For a fixed $D$ (non-square), there are an infinite number of integers pairs $(x,y)$ that satisfy the equation above. The question is asking us to find the smallest $x$ for each $D$, then report which $D$ has the largest “smallest” $x$ solution.
A Diophantine equation is any polynomial equation where we only want integer solutions.
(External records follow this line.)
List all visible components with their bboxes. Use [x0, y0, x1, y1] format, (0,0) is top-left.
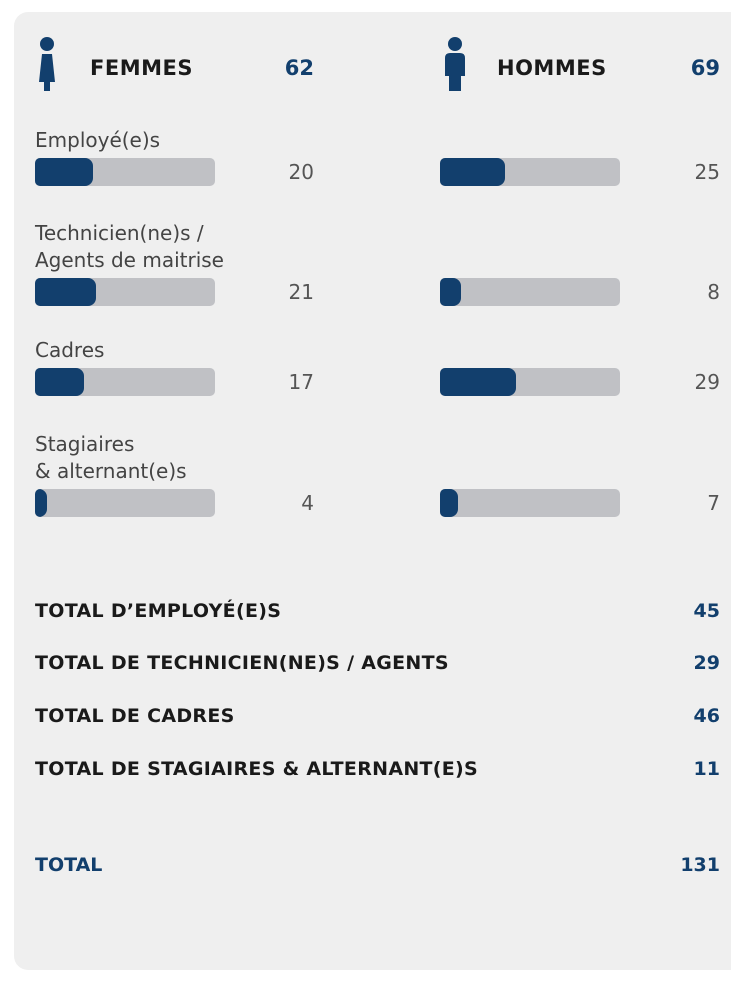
- bar-track: [440, 489, 620, 517]
- total-value: 45: [693, 600, 720, 622]
- bar-value: 29: [694, 370, 720, 394]
- bar: [440, 158, 506, 186]
- female-icon: [39, 37, 55, 91]
- group-name: FEMMES: [90, 56, 193, 80]
- bar-value: 8: [707, 280, 720, 304]
- total-value: 46: [693, 705, 720, 727]
- group-name: HOMMES: [497, 56, 607, 80]
- bar-value: 25: [694, 160, 720, 184]
- bar: [440, 368, 516, 396]
- category-label: Technicien(ne)s /: [35, 221, 204, 245]
- bar-track: [440, 368, 620, 396]
- grand-total-label: TOTAL: [35, 854, 103, 876]
- grand-total-value: 131: [680, 854, 720, 876]
- total-label: TOTAL DE CADRES: [35, 705, 235, 727]
- total-label: TOTAL DE STAGIAIRES & ALTERNANT(E)S: [35, 758, 479, 780]
- bar-track: [440, 278, 620, 306]
- bar-value: 20: [288, 160, 314, 184]
- bar-track: [440, 158, 620, 186]
- category-label: Stagiaires: [35, 432, 135, 456]
- bar-value: 4: [301, 491, 314, 515]
- category-label: & alternant(e)s: [35, 459, 187, 483]
- total-label: TOTAL D’EMPLOYÉ(E)S: [35, 600, 282, 622]
- bar-track: [35, 368, 215, 396]
- total-value: 29: [693, 652, 720, 674]
- bar-value: 21: [288, 280, 314, 304]
- bar-track: [35, 278, 215, 306]
- bar: [35, 368, 85, 396]
- total-value: 11: [693, 758, 720, 780]
- total-label: TOTAL DE TECHNICIEN(NE)S / AGENTS: [35, 652, 449, 674]
- bar-value: 7: [707, 491, 720, 515]
- category-label: Agents de maitrise: [35, 248, 224, 272]
- bar: [440, 489, 459, 517]
- bar-track: [35, 158, 215, 186]
- bar: [35, 158, 94, 186]
- category-label: Employé(e)s: [35, 128, 161, 152]
- bar-track: [35, 489, 215, 517]
- bar: [35, 278, 96, 306]
- bar: [35, 489, 47, 517]
- category-label: Cadres: [35, 338, 105, 362]
- male-icon: [445, 37, 465, 91]
- group-total: 62: [284, 56, 314, 80]
- bar: [440, 278, 461, 306]
- group-total: 69: [690, 56, 720, 80]
- bar-value: 17: [288, 370, 314, 394]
This particular equation is known as Pell’s equation. The article lists many ways to solve it; we will use the following method:
Let $\frac{h_i}{k_i}$ denote the sequence of convergents to the regular continued fraction for $\sqrt{n}$. This sequence is unique. Then the pair $(x_1, y_1)$ solving Pell’s equation and minimizing $x$ satisfies $x_1 = h_i$ and $y_1 = k_i$ for some $i$. The article uses $n$ instead of $D$. So to solve this, all we need to do is calculate the convergents of $\sqrt{D}$ until we encounter a pair which solves the equation. This is guaranteed to be the pair that minimizes $x$. Both #64 - Odd period square roots and #65 - Convergents of $e$ deal with computing convergents of continued fractions. We can use those algorithms in this problem.
I’ll have one method that returns the periodic coefficients of the continued fraction of $\sqrt{D}$. Each solution pair is saved.
# file: "problem066.py"
def periodCoeffs(S):
m = 0
d = 1
a0 = int(S ** 0.5)
coeffs = [a0]
a = a0
while a != 2 * a0:
m = d * a - m
d = (S - m ** 2) // d
a = int((a0 + m) / d)
coeffs.append(a)
return coeffs
# Diophantine equations of the form x^2 - Dy^2 = 1 are
# known as Pell's equations. As long as D is not square,
# a solution always exists. The minimizing x solution
# can be derived by testing successive convergents
# of the continued fraction of sqrt(D). This is
# what I'll be doing here.
maxD = 1000
xySols = np.zeros((maxD, 3), dtype=object)
xySols[:, -1] = np.arange(1, maxD+1)
for D in range(2, maxD + 1):
# If D is not a perfect square
sqrtD = D ** 0.5
if sqrtD != int(sqrtD):
# Find the coefficients of the
# continued fraction
aCo = periodCoeffs(D)
hP = aCo[0]
kP = 1
h = aCo[1] * hP + 1
k = aCo[1]
n = 2
while h ** 2 - D * k ** 2 != 1:
an = aCo[(n - 1) % (len(aCo) - 1) + 1]
temphP, tempkP = hP, kP
hP, kP = h, k
h = an * h + temphP
k = an * k + tempkP
n += 1
# We're here when a solution has been found.
# It has been proven that this solution minimizes x
xySols[D - 1, :2] = [h, k]
print('\rD: ' + str(D) + '/' + str(maxD), end='')
print()
maxX = np.argmax(xySols[:, 0])
print('The max x occurs when D = {} with (x, y) = ({}, {}).'
.format(maxX + 1, xySols[maxX, 0], xySols[maxX, 1]))
Running the loop above results in an output of,
D: 1000/1000
The max x occurs when D = 661 with (x, y) = (16421658242965910275055840472270471049, 638728478116949861246791167518480580).
0.03699100005906075 seconds.
Thus, the largest minimal solution in $x$ occurs when $D=\mathbf{661}$.